You see, Lemmon's villain, Professor Fate, turns out to be an exact double for a Crown Prince (Lemmon plays a dual role, "Prince and the Pauper"-style) and this makes him valuable to the forces that are trying to overthrow the government in Pottsdorf. But if only they'd kept racing and not stopped, they never would have known... The details of what slow them down are somewhat important, but it bothers me that they get bogged down at all - did the writer even know what a race is?
Worse, their time in Pottsdorf leads to a traditional swordfight and a clichéd pie fight. Whatever appreciation for slapstick that I regained by watching the Marx Brothers films a couple months ago has now been ruined by this cheezy cream-pie splatfest that had no purpose or resolution. It was all just "look how messy we can get" without any gags, except for "let's see how long we can keep Tony Curtis' white outfit clean, before he gets hit with a pie". Hilarious? Hardly - though the sight of Natalie Wood covered in whipped cream has probably been the inspiration for a few fetish web-sites.
Finally, they all remember that a race is going on and they high-tail it to Paris, but even then the sprint to the finish line gets all bogged down in sexual politics, as Wood's character argues with Curtis' character about the emancipation of women. It's a wonder anything got done in the 1910's if everyone was arguing all the time about which gender is more capable. I guess that people in the 1960's were naturally nostalgic for the early 1900's, but I'm hard-pressed to understand why.
NITPICK POINT: In a race to Paris where cars leave New York and head to Chicago, why on earth would they travel north to Albany? They know that to get to Chicago, you've got to drive west, right? For that matter, who planned this damn route in the first place? I mean, it's better that they travel west to Alaska rather than try to drive over the Atlantic Ocean, but what was their original plan to get from Alaska to Russia? Were they supposed to take a ferry or something? They got there through rather comic means, but I'd still like to see the directions.

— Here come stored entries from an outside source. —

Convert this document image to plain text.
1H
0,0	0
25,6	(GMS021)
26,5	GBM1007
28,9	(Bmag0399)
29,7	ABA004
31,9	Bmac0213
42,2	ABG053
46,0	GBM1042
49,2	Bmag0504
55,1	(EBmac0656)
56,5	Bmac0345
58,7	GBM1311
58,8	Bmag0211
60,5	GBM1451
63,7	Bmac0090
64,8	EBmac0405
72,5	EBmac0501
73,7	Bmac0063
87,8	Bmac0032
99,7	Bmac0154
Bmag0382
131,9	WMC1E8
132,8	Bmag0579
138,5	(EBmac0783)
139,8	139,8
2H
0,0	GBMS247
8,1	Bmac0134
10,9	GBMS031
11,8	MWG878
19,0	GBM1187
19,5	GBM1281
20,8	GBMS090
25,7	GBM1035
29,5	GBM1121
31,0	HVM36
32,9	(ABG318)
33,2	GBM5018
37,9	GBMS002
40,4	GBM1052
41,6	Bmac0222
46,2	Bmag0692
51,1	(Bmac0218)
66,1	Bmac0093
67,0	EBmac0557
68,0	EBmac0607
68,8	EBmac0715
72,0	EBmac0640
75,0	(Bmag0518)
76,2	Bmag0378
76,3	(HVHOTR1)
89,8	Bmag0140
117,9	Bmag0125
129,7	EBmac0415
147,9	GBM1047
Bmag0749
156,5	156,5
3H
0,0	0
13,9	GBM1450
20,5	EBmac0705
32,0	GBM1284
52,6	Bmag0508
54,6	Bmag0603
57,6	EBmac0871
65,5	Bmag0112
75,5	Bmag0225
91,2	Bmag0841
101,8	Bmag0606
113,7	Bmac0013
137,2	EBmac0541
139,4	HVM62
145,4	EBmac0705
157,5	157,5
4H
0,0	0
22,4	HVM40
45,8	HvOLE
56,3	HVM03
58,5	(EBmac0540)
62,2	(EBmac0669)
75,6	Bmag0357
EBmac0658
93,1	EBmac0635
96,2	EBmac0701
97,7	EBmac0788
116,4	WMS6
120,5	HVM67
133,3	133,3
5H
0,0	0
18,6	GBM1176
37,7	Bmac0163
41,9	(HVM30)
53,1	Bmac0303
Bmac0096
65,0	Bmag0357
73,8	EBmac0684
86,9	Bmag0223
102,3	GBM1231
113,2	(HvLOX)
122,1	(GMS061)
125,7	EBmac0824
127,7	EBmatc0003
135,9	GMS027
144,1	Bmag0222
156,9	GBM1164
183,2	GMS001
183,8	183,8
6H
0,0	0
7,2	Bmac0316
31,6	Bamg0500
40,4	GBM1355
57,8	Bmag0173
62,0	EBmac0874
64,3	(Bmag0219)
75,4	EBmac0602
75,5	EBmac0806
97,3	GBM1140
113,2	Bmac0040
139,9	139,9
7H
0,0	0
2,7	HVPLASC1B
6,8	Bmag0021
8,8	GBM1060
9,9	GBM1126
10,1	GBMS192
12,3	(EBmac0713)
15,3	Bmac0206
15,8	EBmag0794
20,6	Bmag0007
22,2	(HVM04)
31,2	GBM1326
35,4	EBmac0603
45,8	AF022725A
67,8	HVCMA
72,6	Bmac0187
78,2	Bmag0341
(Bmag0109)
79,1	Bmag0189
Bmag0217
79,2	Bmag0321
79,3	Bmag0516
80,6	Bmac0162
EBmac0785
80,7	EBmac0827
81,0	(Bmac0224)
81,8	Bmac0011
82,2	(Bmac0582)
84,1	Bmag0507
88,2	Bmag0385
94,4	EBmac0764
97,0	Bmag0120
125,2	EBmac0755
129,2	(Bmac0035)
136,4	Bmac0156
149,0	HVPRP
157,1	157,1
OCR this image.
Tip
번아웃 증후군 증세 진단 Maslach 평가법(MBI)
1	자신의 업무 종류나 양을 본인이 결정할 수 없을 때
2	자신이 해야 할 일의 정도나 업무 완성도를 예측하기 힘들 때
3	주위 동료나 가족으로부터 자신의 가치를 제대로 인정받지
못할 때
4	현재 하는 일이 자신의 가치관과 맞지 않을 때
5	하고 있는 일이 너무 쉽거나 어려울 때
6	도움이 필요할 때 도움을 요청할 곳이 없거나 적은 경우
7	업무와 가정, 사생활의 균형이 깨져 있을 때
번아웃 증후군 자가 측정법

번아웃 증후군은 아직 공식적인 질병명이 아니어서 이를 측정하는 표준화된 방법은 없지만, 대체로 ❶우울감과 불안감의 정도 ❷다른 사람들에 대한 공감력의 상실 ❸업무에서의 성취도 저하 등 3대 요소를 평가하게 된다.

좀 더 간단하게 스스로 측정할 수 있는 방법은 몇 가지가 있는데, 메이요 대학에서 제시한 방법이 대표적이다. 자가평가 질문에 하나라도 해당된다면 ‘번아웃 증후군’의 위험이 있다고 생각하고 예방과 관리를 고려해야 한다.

NITPICK POINT #2: I realize this is a comedy, and not meant to be taken seriously, but that's not how homing pigeons work. They're trained to run on specific routes, and you can't just take a pigeon out to some place it's never been, like way out West, and expect it to make it back to New York if it's never travelled that way before.
NITPICK POINT #3: The band music that they used (over and over again, ugh) at nearly every crowd scene, and at the beginning and end of the race, sounded like a pastiche of several notable songs, like "Hail to the Chief", "Dixie", and "America the Beautiful" - but it's quite obvious that it was the same three minutes of music, looped over and over, at every stop. This is laziness of the highest order, not only repeating the music, but borrowing from so many other songs, and whatever Henry Mancini got paid to compose this, it was too much.
Also starring Jack Lemmon (last seen in "Mister Roberts"), Tony Curtis (last seen in "The Defiant Ones"), Natalie Wood (last seen in "This Property Is Condemned"), Keenan Wynn, Arthur O'Connell, Vivian Vance, Ross Martin, Larry Storch (last seen in "Sex and the Single Girl"), Dorothy Provine, Marvin Kaplan, Denver Pyle.